Reputation: 347
I have a question about my homework problem. Here is the problem: Write a program which reads a text file called input.txt which contains an arbitrary number of lines of the form ", " then records this information using a dictionary, and finally outputs to the screen a list of countries represented in the file and the number of cities contained.
For example, if input.txt contained the following:
New York, US
Angers, France
Los Angeles, US
Pau, France
Dunkerque, France
Mecca, Saudi Arabia
The program would output the following (in some order):
Saudi Arabia : 1
US : 2
France : 3
Here is my Code:
def addword(w,wcDict):
if w in wcDict:
wcDict[w] +=1
else:
wcDict[w]= 1
import string
def processLine(line, wcDict):
wordlist= line.strip().split(",")
for word in wordlist:
word= word.lower().strip()
word=word.strip(string.punctuation)
addword(wordlist[1], wcDict)
def prettyprint(wcDict):
valkeylist= [(val,key) for key,val in wcDict.items()]

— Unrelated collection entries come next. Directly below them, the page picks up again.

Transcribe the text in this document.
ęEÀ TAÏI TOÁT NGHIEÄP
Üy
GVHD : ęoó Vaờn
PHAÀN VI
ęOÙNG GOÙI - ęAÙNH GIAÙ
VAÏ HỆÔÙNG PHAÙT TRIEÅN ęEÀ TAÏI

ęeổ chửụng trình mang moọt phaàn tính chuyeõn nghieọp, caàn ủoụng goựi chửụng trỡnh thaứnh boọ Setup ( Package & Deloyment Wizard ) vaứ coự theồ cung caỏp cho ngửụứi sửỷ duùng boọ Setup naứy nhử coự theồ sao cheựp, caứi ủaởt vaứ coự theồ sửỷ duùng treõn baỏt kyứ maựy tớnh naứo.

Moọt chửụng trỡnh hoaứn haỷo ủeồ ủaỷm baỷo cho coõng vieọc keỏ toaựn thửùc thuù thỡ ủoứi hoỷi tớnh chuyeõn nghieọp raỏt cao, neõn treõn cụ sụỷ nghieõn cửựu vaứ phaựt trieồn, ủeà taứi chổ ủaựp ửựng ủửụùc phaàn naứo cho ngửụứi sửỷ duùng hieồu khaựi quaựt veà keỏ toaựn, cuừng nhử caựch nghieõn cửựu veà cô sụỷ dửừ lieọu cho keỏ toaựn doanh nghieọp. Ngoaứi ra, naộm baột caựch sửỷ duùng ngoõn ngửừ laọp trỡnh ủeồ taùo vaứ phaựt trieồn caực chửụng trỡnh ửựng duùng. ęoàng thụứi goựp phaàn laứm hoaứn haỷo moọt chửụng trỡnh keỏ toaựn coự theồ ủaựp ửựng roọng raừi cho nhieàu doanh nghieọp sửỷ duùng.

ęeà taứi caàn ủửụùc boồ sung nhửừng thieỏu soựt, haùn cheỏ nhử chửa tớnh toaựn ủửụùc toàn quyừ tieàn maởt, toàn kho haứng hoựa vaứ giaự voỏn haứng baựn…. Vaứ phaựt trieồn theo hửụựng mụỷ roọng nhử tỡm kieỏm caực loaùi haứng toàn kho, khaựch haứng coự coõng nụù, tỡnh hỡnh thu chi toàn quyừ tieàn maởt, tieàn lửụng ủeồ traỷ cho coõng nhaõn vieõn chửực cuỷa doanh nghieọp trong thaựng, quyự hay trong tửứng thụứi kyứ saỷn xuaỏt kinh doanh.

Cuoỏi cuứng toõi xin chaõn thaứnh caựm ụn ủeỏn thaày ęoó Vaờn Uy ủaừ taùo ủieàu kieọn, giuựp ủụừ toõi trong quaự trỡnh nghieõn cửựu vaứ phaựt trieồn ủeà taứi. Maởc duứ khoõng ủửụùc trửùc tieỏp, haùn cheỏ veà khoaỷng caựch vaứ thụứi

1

valkeylist.sort(reverse = True)
for val,key in valkeylist:
print '%-12s %3d'%(key,val)
def main():
wcDict={}
fobj= open('prob1.txt','r')
for line in fobj:
processLine(line, wcDict)
prettyprint (wcDict)
main()
My code counts each country twice. Can you please help me?
Thank you
Upvotes: 4
Views: 177
Reputation: 1631
from collections import Counter as c
lines = (line.strip() for line in open("file.txt"))
data = (elem for elem in lines)
result = [two for one in data for two in one.split(",")]
c = Counter()
c(result)
I hope i answered your query
Upvotes: 0
Reputation: 49395
In the processLine
function, you have an extraneous for loop. wordlist
will always contain two entries, the city and the country. So the code inside your for loop (including addword
) will be executed twice -- you can just delete the for
statement entirely and it should work as you expect.
Upvotes: 2